Polars parity roadmap (1.8.0)¶

This page is the implementation roadmap for expanding Polars DataFrame parity in PydanTable 1.8.0, focused on the core API:

pydantable.DataFrame (python/pydantable/dataframe/_impl.py)
pydantable.DataFrameModel delegation (python/pydantable/dataframe_model.py)

It complements:

The current-state table: PARITY_SCORECARD
The long-horizon parity history: POLARS_TRANSFORMATIONS_ROADMAP
The behavioral guarantees: INTERFACE_CONTRACT

Scope and constraints¶

In scope (1.8.0)¶

“Most popular” Polars DataFrame methods and arguments that map cleanly to a schema-first, typed API.
Argument-parity work that improves DX without changing the core semantics (for example: broadcast rules, validation errors, convenience overloads).

Out of scope (1.8.0)¶

Accepting arbitrary Polars dtypes that do not correspond to supported typed columns (the schema remains Pydantic-first; see SUPPORTED_TYPES).
Selector DSL parity (e.g. full pl.col("^re$"), wildcard selectors) beyond explicit, schema-driven helpers.
Index-like semantics (no implicit row index; no pandas-style alignment).
A Python polars.LazyFrame escape hatch (see INTERFACE_CONTRACT).

“Most popular” definition¶

We prioritize features by:

Frequency in Polars tutorials/recipes: select, with_columns, group_by, join, sort, reshape (melt/pivot), sampling.
Service impact: correctness and argument parity for joins/group-bys and predictable naming/schema propagation.
Low-risk sequencing: argument parity and convenience overloads before new execution primitives.

Target list (1.8.0)¶

The table below is the deliverable checklist. Each row should land with:

API behavior in Python
engine wiring (Rust) when required
contract tests
docs updates (this page + PARITY_SCORECARD and sometimes INTERFACE_CONTRACT)

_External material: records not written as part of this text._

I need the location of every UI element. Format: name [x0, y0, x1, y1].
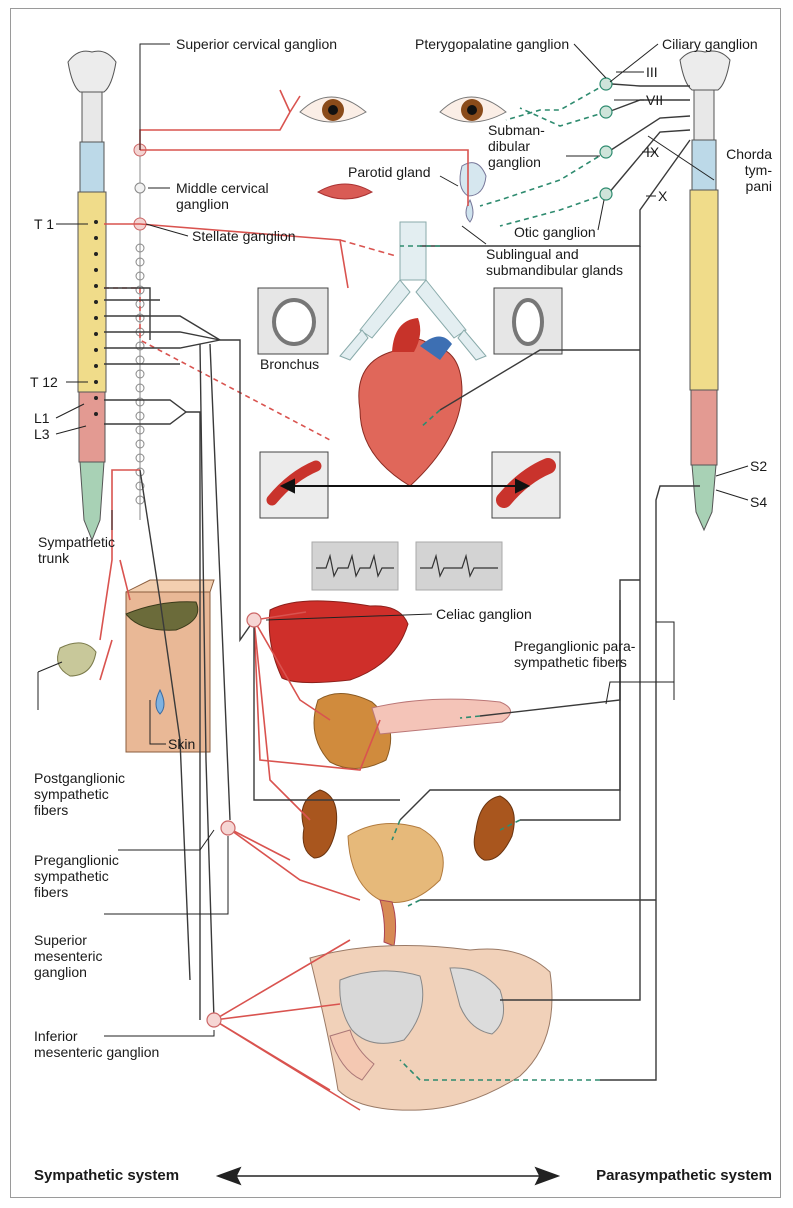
kidneys-intestines: [302, 790, 514, 946]
lips-illustration: [318, 184, 372, 199]
left-spinal-cord: [68, 51, 116, 540]
right-eye-illustration: [440, 97, 506, 122]
label-inferior-mesenteric-ganglion: Inferior mesenteric ganglion: [34, 1028, 159, 1060]
label-celiac-ganglion: Celiac ganglion: [436, 606, 532, 622]
label-l3: L3: [34, 426, 50, 442]
label-nerve-iii: III: [646, 64, 658, 80]
label-otic-ganglion: Otic ganglion: [514, 224, 596, 240]
label-t12: T 12: [30, 374, 58, 390]
parotid-gland-illustration: [460, 163, 486, 222]
label-s2: S2: [750, 458, 767, 474]
bronchus-panel-left: [258, 288, 328, 354]
label-nerve-x: X: [658, 188, 667, 204]
label-parasympathetic-system: Parasympathetic system: [560, 1168, 772, 1184]
label-s4: S4: [750, 494, 767, 510]
label-postganglionic-sympathetic-fibers: Postganglionic sympathetic fibers: [34, 770, 125, 818]
label-parotid-gland: Parotid gland: [348, 164, 431, 180]
label-nerve-ix: IX: [646, 144, 659, 160]
label-sympathetic-trunk: Sympathetic trunk: [38, 534, 115, 566]
label-sublingual-submandibular-glands: Sublingual and submandibular glands: [486, 246, 623, 278]
left-eye-illustration: [300, 97, 366, 122]
bronchus-panel-right: [494, 288, 562, 354]
ecg-strip-left: [312, 542, 398, 590]
label-t1: T 1: [34, 216, 54, 232]
label-nerve-vii: VII: [646, 92, 663, 108]
label-bronchus: Bronchus: [260, 356, 319, 372]
label-preganglionic-parasympathetic-fibers: Preganglionic para- sympathetic fibers: [514, 638, 635, 670]
skin-illustration: [58, 580, 214, 752]
label-preganglionic-sympathetic-fibers: Preganglionic sympathetic fibers: [34, 852, 119, 900]
label-sympathetic-system: Sympathetic system: [34, 1168, 179, 1184]
heart-illustration: [359, 318, 462, 486]
label-pterygopalatine-ganglion: Pterygopalatine ganglion: [415, 36, 569, 52]
pelvis-illustration: [310, 946, 552, 1111]
right-spinal-cord: [680, 51, 730, 530]
ecg-strip-right: [416, 542, 502, 590]
label-chorda-tympani: Chorda tym- pani: [712, 146, 772, 194]
label-superior-cervical-ganglion: Superior cervical ganglion: [176, 36, 337, 52]
label-skin: Skin: [168, 736, 195, 752]
label-stellate-ganglion: Stellate ganglion: [192, 228, 296, 244]
label-superior-mesenteric-ganglion: Superior mesenteric ganglion: [34, 932, 102, 980]
label-l1: L1: [34, 410, 50, 426]
system-direction-arrow: [218, 1168, 558, 1184]
liver-illustration: [269, 601, 408, 683]
label-middle-cervical-ganglion: Middle cervical ganglion: [176, 180, 269, 212]
stomach-pancreas-illustration: [314, 693, 511, 768]
parasympathetic-ganglia: [600, 78, 612, 200]
sympathetic-ganglia: [207, 613, 261, 1027]
label-ciliary-ganglion: Ciliary ganglion: [662, 36, 758, 52]
label-submandibular-ganglion: Subman- dibular ganglion: [488, 122, 545, 170]
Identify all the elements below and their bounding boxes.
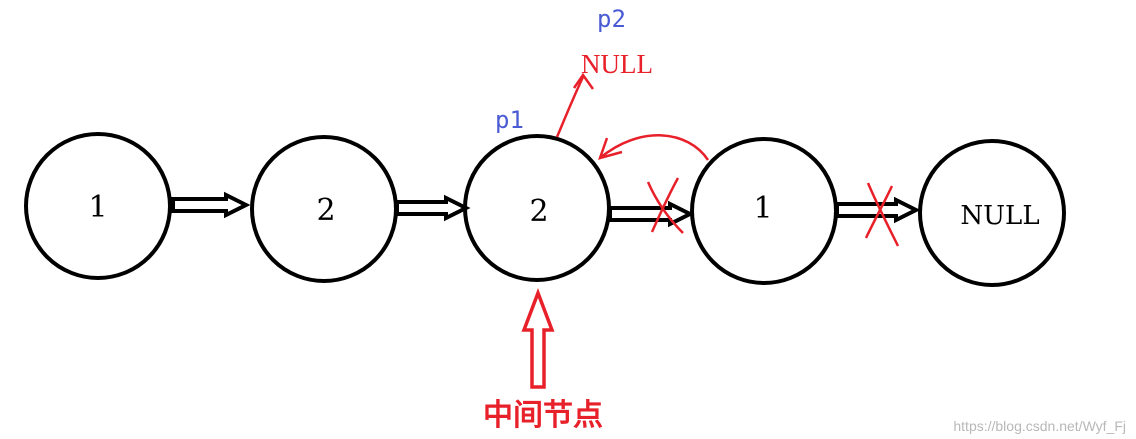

Area	Target	Arguments / details	Implementation notes
Core	`DataFrame.select` ergonomic overloads	allow expression aliasing; schema-driven helpers like `select_all()` / `select_prefix(...)` / `select_suffix(...)`	Avoid wildcard/regex selectors; expand using current schema fields.
Core	`DataFrame.with_columns` ergonomic overloads	accept positional aliased expressions in addition to kwargs	Must preserve deterministic schema order rules.
Core	`DataFrame.sort` argument parity	broadcast validation (`descending`, `nulls_last`), consistent errors; consider `maintain_order=` if engine supports	Must keep existing `engine_streaming` story.
Core	`drop` / `rename` missing-column behavior	add `strict=` / `errors=` behavior for missing columns	Must be consistent with typed contract; document defaults.
Core	`unique` / `distinct` options	clarify allowed `keep`; consider `maintain_order=`	If engine lacks support, document as unsupported.
GroupBy	`GroupedDataFrame` convenience methods	`sum/mean/min/max/count/len` style shortcuts + deterministic naming	Must not change all-null group semantics (see INTERFACE_CONTRACT).
GroupBy	Group-by arguments	`maintain_order=` / `drop_nulls=` where feasible	If not feasible, define explicit non-support.
Join	Join argument parity	`coalesce=` and stricter `on/left_on/right_on` validation; consider `validate=` checks	Prefer “documented constraints” over partial silent behavior.
Reshape	`pivot` argument parity	`sort_columns=`, `separator=`, etc. where feasible	Preserve deterministic output naming contract.
Utilities	High-use utilities	`sample`, `shift`, `null_count`, `is_empty`-style helpers	Decide per-method: plan step vs eager (document costs).

Testing strategy¶

Contract-first: add tests that assert behavior against the stated contract, not row order.
Parity checks: where possible, compare to Polars on the same inputs, but accept documented deviations when schema-first typing requires it.
Error paths: every new argument should have at least one “bad input” test.

Release documentation¶

When features land:

Update PARITY_SCORECARD (status + notes).
Add or refresh examples in POLARS_WORKFLOWS for newly-added common patterns.